I know President Obama is rightly concerned with his legacy in light of the Obamacare website fiasco. But, he risks losing the respect of far more than Americans if he doesn’t wake up soon to the realities of the new Arab world.

Appendix:
Our current ambassadors to the Middle East:
Iraq – Robert S. Beecroft
Egypt – David M. Satterfield,
Libya – Deborah K. Jones
Yemen – Gerald M. Feierstein
Oman – Greta C. Holtz
Jordan – Stuart E. Jones
Lebanon – David Hale
Tunisia – Jacob Walles
Algeria – Henry S. Ensher
Saudi Arabia – James B Smith
Turkey – Francis J. Ricciardone, Jr.
Syria – Robert Ford
Bahrain – Thomas Krajeski
Qatar – Susan L. Ziadeh
Kuwait – Matthew H. Tueller
UAE – Michael H. Corbin
Afghanistan – James B. Cunningham
Pakistan – Richard G. Olsen
Morocco – Matthew Lussenhop

9 thoughts on “Obama’s Middle East Mistake

  1. Great analysis, Nick Deuce. I think ambassadorial posts have also been politically motivated and used to “thank” campaign contributors and supporters. I can’t imagine why else Caroline Kennedy was recently named the new U.S. Ambassador to Japan.

    • Your old man is rightfully proud of you, Chris. But as spot on as this analysis is, I’m sure you’re aware of the sad truth alluded to by your father — top ambassadorships have long been chips to be cashed in for winning at political poker.

      I’m guessing that the best qualified FSOs either don’t get the top posts, are assigned to less desirable spots, or serve below those “Special Friends” of the POTUS.

      As for ethnic/cultural affiliations with a country, I was hoping Obama, Clinton and now Kerry would be sensitive to that too, but they seem content to swim in the same pool that everyone else always has.

      • Great points, Peter. Since the average Syrian, Saudi or Jordanian can’t cast a vote in a U.S. presidential election, the ambassadorial and FSO appointments are, for the most part, ceremonial at best. Obama doesn’t need to worry that these obvious cultural mismatches will harm future Democratic candidates.

  2. I think you and your professor are right Chris. I’m working on a marketing project for the U.S. Department of State right now and I can speak a little about what I’ve learned about how they choose ambassadors/ foreign service officers. From what I’ve gathered, we see little representation of people who have strong ethnic/cultural ties to a specific foreign nation working as a US ambassador to that nation because the government fears such ties could compromise the loyalty of the diplomat (spies). I’ve also heard from some of their employees that many FSO’s that are children of immigrants of war torn countries request not to be sent to their home countries/regions out of fear of being viewed as traders.

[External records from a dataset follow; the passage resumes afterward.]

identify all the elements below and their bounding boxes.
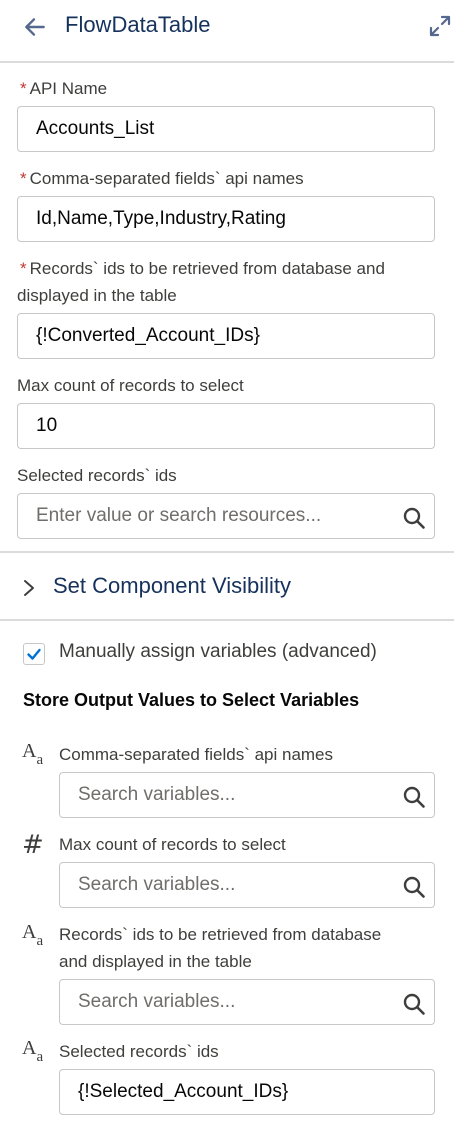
record-ids-label-line2: displayed in the table	[17, 286, 177, 305]
checkmark-icon	[27, 648, 41, 660]
selected-ids-input[interactable]: Enter value or search resources...	[17, 493, 435, 539]
text-type-icon: Aa	[22, 921, 44, 949]
manual-assign-checkbox[interactable]	[23, 643, 45, 665]
output-record-ids-label: Records` ids to be retrieved from databa…	[59, 925, 382, 944]
text-type-icon: Aa	[22, 1037, 44, 1065]
output-max-count-label: Max count of records to select	[59, 835, 286, 854]
fields-api-names-input[interactable]: Id,Name,Type,Industry,Rating	[17, 196, 435, 242]
search-icon[interactable]	[402, 992, 426, 1016]
output-max-count-input[interactable]: Search variables...	[59, 862, 435, 908]
number-type-icon: #	[22, 830, 44, 860]
search-icon[interactable]	[402, 506, 426, 530]
required-marker: *	[20, 259, 27, 278]
chevron-right-icon[interactable]	[20, 578, 38, 598]
set-component-visibility-toggle[interactable]: Set Component Visibility	[53, 573, 291, 599]
record-ids-input[interactable]: {!Converted_Account_IDs}	[17, 313, 435, 359]
api-name-label: * API Name	[20, 79, 108, 98]
section-divider	[0, 619, 454, 621]
panel-title: FlowDataTable	[65, 12, 211, 37]
api-name-input[interactable]: Accounts_List	[17, 106, 435, 152]
output-section-heading: Store Output Values to Select Variables	[23, 690, 360, 710]
expand-icon[interactable]	[428, 14, 452, 38]
selected-ids-label: Selected records` ids	[17, 466, 177, 485]
output-record-ids-input[interactable]: Search variables...	[59, 979, 435, 1025]
required-marker: *	[20, 169, 27, 188]
output-fields-api-names-label: Comma-separated fields` api names	[59, 745, 334, 764]
header-divider	[0, 61, 454, 63]
record-ids-label: * Records` ids to be retrieved from datab…	[20, 259, 385, 278]
max-count-label: Max count of records to select	[17, 376, 244, 395]
output-record-ids-label-line2: and displayed in the table	[59, 952, 252, 971]
output-selected-ids-label: Selected records` ids	[59, 1042, 219, 1061]
search-icon[interactable]	[402, 875, 426, 899]
output-fields-api-names-input[interactable]: Search variables...	[59, 772, 435, 818]
output-selected-ids-input[interactable]: {!Selected_Account_IDs}	[59, 1069, 435, 1115]
text-type-icon: Aa	[22, 740, 44, 768]
max-count-input[interactable]: 10	[17, 403, 435, 449]
fields-api-names-label: * Comma-separated fields` api names	[20, 169, 304, 188]
manual-assign-label: Manually assign variables (advanced)	[59, 641, 377, 662]
search-icon[interactable]	[402, 785, 426, 809]
back-arrow-icon[interactable]	[22, 14, 48, 40]
section-divider	[0, 551, 454, 553]
required-marker: *	[20, 79, 27, 98]
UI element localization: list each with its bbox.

    I personally agree that having someone who has an ethnic tie to a foreign country would make for a much better liaison between the US and foreign nations. Being able to connect on a deeper level with local people beyond language is important when communicating with any group of people.

  3. Nice! I thought you’d need to do additional research before answering my question. Tres bien, mon ami (said in honor of any US ambassadors to France of French descent).

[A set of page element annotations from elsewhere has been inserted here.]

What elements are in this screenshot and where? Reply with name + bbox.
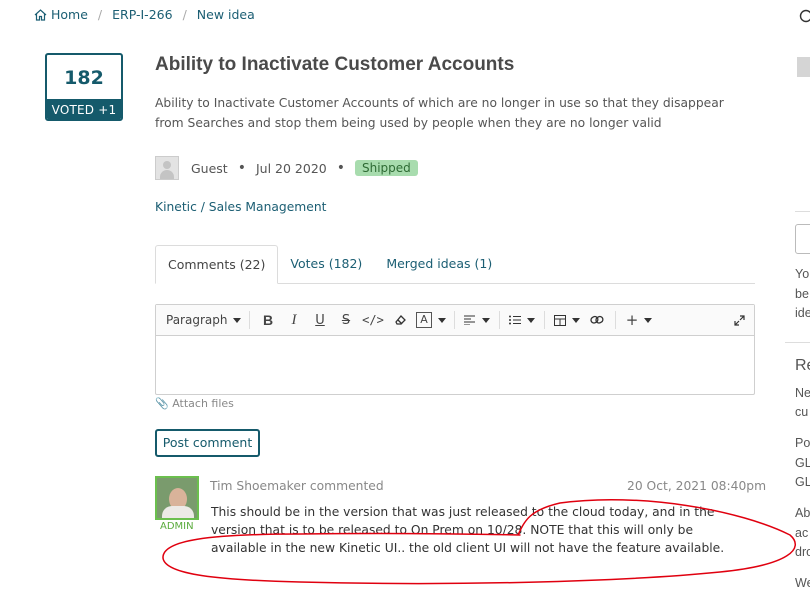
comment-author: Tim Shoemaker commented <box>210 479 384 493</box>
sidebar-avatar <box>797 57 810 77</box>
align-dropdown[interactable] <box>460 305 494 335</box>
breadcrumb: Home / ERP-I-266 / New idea <box>34 7 255 22</box>
chevron-down-icon <box>482 317 490 323</box>
bulleted-list-icon <box>509 315 521 325</box>
idea-date: Jul 20 2020 <box>255 160 327 176</box>
admin-badge: ADMIN <box>160 521 194 532</box>
table-icon <box>554 314 566 326</box>
table-dropdown[interactable] <box>550 305 584 335</box>
paragraph-label: Paragraph <box>166 313 228 327</box>
italic-icon[interactable]: I <box>281 305 307 335</box>
meta-dot: • <box>237 160 246 176</box>
chevron-down-icon <box>233 317 242 323</box>
toolbar-divider <box>249 311 250 329</box>
category-link[interactable]: Kinetic / Sales Management <box>155 200 326 214</box>
home-icon[interactable] <box>34 8 47 21</box>
breadcrumb-home[interactable]: Home <box>51 7 88 22</box>
text-color-dropdown[interactable]: A <box>413 305 449 335</box>
list-dropdown[interactable] <box>505 305 539 335</box>
bold-icon[interactable]: B <box>255 305 281 335</box>
link-icon[interactable] <box>584 305 610 335</box>
eraser-icon[interactable] <box>387 305 413 335</box>
sidebar-heading: Re <box>795 357 810 374</box>
breadcrumb-separator: / <box>97 7 103 22</box>
plus-icon: + <box>625 311 639 329</box>
attach-files-link[interactable]: 📎 Attach files <box>155 397 234 410</box>
insert-dropdown[interactable]: + <box>621 305 657 335</box>
sidebar-divider <box>795 211 810 212</box>
tab-comments[interactable]: Comments (22) <box>155 245 279 284</box>
idea-author: Guest <box>191 160 228 176</box>
chevron-down-icon <box>572 317 580 323</box>
toolbar-divider <box>615 311 616 329</box>
toolbar-divider <box>544 311 545 329</box>
vote-widget: 182 VOTED +1 <box>45 53 123 121</box>
underline-icon[interactable]: U <box>307 305 333 335</box>
guest-avatar <box>155 156 179 180</box>
toolbar-divider <box>499 311 500 329</box>
commenter-avatar <box>155 476 199 520</box>
sidebar-link[interactable]: GL <box>795 475 810 489</box>
vote-count: 182 <box>64 67 104 89</box>
editor-toolbar: Paragraph B I U S </> A + <box>156 305 754 336</box>
text-color-icon: A <box>416 312 432 328</box>
paperclip-icon: 📎 <box>155 397 169 410</box>
tab-merged-ideas[interactable]: Merged ideas (1) <box>374 245 504 283</box>
paragraph-dropdown[interactable]: Paragraph <box>156 305 244 335</box>
idea-meta: Guest • Jul 20 2020 • Shipped <box>155 156 418 180</box>
comment-text: This should be in the version that was j… <box>211 505 725 555</box>
post-comment-button[interactable]: Post comment <box>155 429 260 457</box>
sidebar-text: be <box>795 287 809 301</box>
sidebar-text: ide <box>795 306 810 320</box>
sidebar-link[interactable]: We <box>795 576 810 590</box>
sidebar-link[interactable]: dro <box>795 545 810 559</box>
sidebar-divider <box>785 342 810 343</box>
sidebar-text: Yo <box>795 267 810 281</box>
idea-tabs: Comments (22) Votes (182) Merged ideas (… <box>155 245 755 284</box>
align-left-icon <box>464 315 475 325</box>
sidebar-link[interactable]: cu <box>795 405 808 419</box>
meta-dot: • <box>336 160 345 176</box>
breadcrumb-project[interactable]: ERP-I-266 <box>112 7 172 22</box>
attach-files-label: Attach files <box>172 397 234 410</box>
sidebar-link[interactable]: Po <box>795 436 810 450</box>
sidebar-link[interactable]: Ab <box>795 506 810 520</box>
sidebar-button[interactable] <box>795 224 810 254</box>
sidebar-link[interactable]: Ne <box>795 386 810 400</box>
toolbar-divider <box>454 311 455 329</box>
expand-icon[interactable] <box>724 305 754 335</box>
idea-description: Ability to Inactivate Customer Accounts … <box>155 96 724 130</box>
code-icon[interactable]: </> <box>359 305 387 335</box>
editor-text-area[interactable] <box>156 336 754 396</box>
chevron-down-icon <box>527 317 535 323</box>
status-badge: Shipped <box>355 160 418 176</box>
voted-button-label: VOTED +1 <box>51 103 117 117</box>
idea-title: Ability to Inactivate Customer Accounts <box>155 54 515 75</box>
strikethrough-icon[interactable]: S <box>333 305 359 335</box>
sidebar-link[interactable]: GL <box>795 456 810 470</box>
search-icon[interactable] <box>799 8 810 27</box>
comment-date: 20 Oct, 2021 08:40pm <box>627 479 767 493</box>
breadcrumb-current[interactable]: New idea <box>197 7 255 22</box>
chevron-down-icon <box>644 317 653 323</box>
voted-button[interactable]: VOTED +1 <box>47 99 121 119</box>
comment-editor: Paragraph B I U S </> A + <box>155 304 755 395</box>
sidebar-link[interactable]: ac <box>795 526 808 540</box>
chevron-down-icon <box>437 317 446 323</box>
tab-votes[interactable]: Votes (182) <box>278 245 374 283</box>
breadcrumb-separator: / <box>182 7 187 22</box>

  4. Catharine: I think Adel would be a better choice, since he is an Egyptian-American!

    Steve: The United States is often praised for being a melting pot. It’s amazing that every President doesn’t capitalize on it for diplomacy! That being said, I do know that Tony Garza, a Mexican-American, was George W. Bush’s ambassador to Mexico for 8 years…

  5. Which country are you thinking he’d be best suited for, Catharine: Ireland, Austria, Russia, Greece, or one of the 3,000 countries Pop-Pop’s family seems to have emigrated from?

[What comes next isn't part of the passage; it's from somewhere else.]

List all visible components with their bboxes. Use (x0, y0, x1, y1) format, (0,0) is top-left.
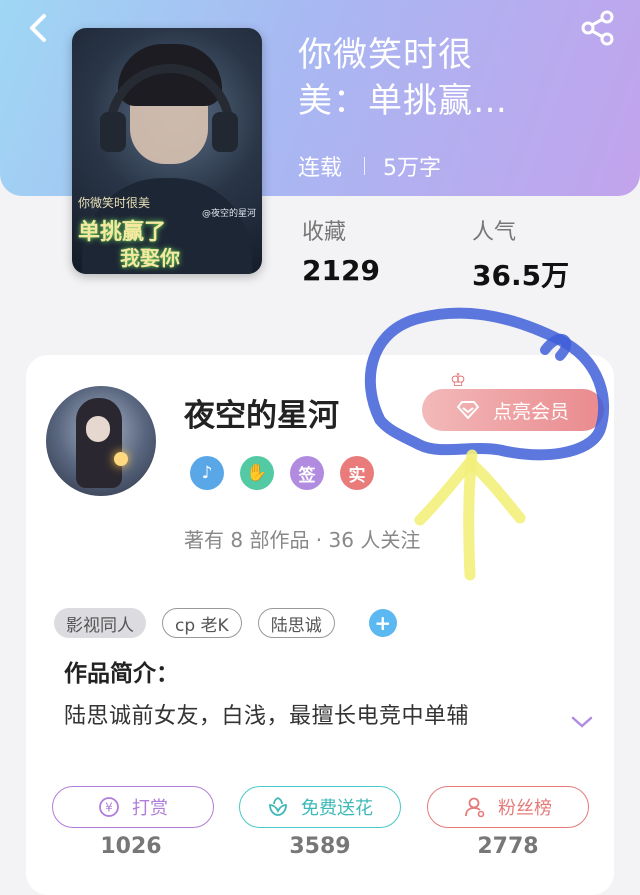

  6. Chris: An impressive research job as always. I’m guessing this sort of cultural blindness isn’t unique to Obama. Do you know of any past presents who appointed ambassadors precisely because of their ancestral roots? Obviously, Joe Kennedy was a disasterous US Ambassador to the Court of St. James for every reason BUT his Irish ancestry. I’d like to hear your views.